I wasn't angry or indignant, I was sad and disappointed. I didn't want to switch doctors again but I had to be an advocate for my own health.
She listened and nodded and apologized. "Well, you know, you're going to do the right thing for you and I respect that," she said. "But, before you go through switching systems, the wait period, and having to get a whole new set of doctors up-to-speed on your conditions, let me at least see if we can't take care of whatever is going on with that sore spot on your leg."
Sounded reasonable to me, so I jumped up on the table for her examination.
I KID YOU NOT, she pushed and prodded that damn 'mystery' sore spot for less than 10 seconds before she announced "Oh yeah! I feel that. Your tensor fasciae is all ropey." Then she proceded to follow the pain up the side of my thigh without direction, following it as it got less and less. "Yeah, that thing is like a rod."
Less than two minutes in the room and I had a diagnosis. It wasn't a nerve, it wasn't a soft tissue issue, and it wasn't scar tissue. It was my flippin' IT band! (The TFL (tensor fasciae latae) is connected to your IT band). It made total sense because I had problems with it before the surgery, it probably got pissed-off during traction, and almost everyone I've seen has identified that my IT band is indeed tight. It's just that nobody has linked the sore spot with it. Quite honestly, it's mind blowing to me that five months and God knows how many poking, prodding appointments later, my PCP made that connection in a nanosecond. It's also the reason I get knee pain occasionally. Everything started coming together.

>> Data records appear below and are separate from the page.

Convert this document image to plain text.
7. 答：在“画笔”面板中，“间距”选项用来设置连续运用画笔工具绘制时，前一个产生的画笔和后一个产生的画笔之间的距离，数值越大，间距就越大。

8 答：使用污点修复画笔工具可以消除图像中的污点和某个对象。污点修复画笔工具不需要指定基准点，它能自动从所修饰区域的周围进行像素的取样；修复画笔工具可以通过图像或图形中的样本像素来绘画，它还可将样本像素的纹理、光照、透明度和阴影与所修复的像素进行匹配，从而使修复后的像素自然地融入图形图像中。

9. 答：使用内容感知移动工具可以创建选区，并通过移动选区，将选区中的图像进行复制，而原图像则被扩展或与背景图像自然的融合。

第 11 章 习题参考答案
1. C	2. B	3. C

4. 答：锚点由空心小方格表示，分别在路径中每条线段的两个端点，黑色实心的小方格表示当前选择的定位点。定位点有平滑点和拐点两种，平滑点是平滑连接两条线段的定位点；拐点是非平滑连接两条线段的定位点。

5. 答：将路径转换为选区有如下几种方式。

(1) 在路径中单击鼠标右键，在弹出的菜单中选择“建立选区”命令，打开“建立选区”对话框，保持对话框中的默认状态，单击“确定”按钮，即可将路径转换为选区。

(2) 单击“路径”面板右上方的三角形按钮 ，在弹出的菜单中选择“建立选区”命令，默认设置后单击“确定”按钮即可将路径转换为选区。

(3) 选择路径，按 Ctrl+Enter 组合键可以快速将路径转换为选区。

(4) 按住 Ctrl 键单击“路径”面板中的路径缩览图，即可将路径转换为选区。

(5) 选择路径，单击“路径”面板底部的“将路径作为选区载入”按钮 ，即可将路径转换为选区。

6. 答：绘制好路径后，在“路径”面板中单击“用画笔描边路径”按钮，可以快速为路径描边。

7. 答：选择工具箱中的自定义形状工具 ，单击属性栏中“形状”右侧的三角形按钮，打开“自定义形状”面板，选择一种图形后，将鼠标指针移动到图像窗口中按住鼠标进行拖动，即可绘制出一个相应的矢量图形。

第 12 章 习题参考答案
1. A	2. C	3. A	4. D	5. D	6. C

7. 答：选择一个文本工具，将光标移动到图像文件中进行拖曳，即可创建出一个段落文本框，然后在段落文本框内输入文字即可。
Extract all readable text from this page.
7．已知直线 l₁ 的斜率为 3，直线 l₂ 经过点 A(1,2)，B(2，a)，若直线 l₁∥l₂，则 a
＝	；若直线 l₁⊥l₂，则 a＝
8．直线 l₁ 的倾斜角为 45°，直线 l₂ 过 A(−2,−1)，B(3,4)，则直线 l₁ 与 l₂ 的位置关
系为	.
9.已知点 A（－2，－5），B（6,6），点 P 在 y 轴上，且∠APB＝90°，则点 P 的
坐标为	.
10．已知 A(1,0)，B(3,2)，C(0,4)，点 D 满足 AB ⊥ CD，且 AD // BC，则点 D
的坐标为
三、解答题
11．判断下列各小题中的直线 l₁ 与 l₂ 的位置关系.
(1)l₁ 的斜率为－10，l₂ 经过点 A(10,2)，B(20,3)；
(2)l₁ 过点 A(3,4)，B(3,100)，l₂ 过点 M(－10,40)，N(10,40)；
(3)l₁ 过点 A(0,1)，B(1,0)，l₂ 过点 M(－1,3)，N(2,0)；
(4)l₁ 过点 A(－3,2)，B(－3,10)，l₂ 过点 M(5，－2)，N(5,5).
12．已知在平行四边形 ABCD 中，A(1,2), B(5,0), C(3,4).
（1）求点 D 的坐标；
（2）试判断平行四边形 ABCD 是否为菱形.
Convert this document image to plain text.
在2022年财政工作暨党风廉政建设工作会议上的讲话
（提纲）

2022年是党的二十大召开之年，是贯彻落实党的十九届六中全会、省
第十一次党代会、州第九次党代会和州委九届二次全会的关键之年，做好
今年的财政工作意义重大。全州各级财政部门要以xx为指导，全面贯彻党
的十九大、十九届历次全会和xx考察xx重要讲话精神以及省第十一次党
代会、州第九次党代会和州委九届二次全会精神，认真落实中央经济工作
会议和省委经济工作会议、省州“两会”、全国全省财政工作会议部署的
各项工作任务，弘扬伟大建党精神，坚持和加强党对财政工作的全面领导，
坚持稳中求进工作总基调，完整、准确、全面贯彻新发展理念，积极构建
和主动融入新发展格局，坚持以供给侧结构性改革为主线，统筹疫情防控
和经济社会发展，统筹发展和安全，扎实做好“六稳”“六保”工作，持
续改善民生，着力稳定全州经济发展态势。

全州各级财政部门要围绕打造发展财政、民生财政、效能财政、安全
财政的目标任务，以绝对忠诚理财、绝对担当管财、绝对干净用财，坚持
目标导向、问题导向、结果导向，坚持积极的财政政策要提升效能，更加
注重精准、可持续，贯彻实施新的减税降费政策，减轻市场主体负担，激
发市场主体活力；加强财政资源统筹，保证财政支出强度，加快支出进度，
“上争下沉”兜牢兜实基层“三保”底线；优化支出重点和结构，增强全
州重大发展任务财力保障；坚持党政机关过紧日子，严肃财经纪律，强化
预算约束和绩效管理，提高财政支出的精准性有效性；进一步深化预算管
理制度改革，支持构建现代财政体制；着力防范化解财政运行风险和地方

Fortunately, the treatment is the same. Stretching (which, seriously, I can't do any more of unless I make it my day job) and manual therapy.
She also took a look at my psoas, which we've been guessing has been causing the tightness in my groin, and said that my PT really needs to work more on that. She suggested resistance stretching instead of plain-ole stretching and showed me one simple exercise my PT could do on me that, in just three 3-5 second bursts, increased my flexibility by about 5-6 inches!
Wow! This was the most productive appointment I'd had with a doctor in more than five months.
So, this is the reason that, for now at least, I have decided to stay put. Also, there was just one last thing that my PCP said to me - a 'bone' if you will - that made me stop and think. "You know," she said, "it won't be like this forever."
Of course, she could have been referring to the fact that she expects a Democrat to get into the WhiteHouse this year and shake up the system (God, please, God) but I like to think she was indicating that there was a smidgin' of hope that she would, eventually, leave the Mercy system and start an independent practice of her own. Which, in turn, would enable her to become part of Hill Physicians (which is the largest network of independent practitioners and specialists in Northern California.)
I guess we'll see but, for now, I'm giving the system a second chance. They don't know how lucky they are to have doctors like her.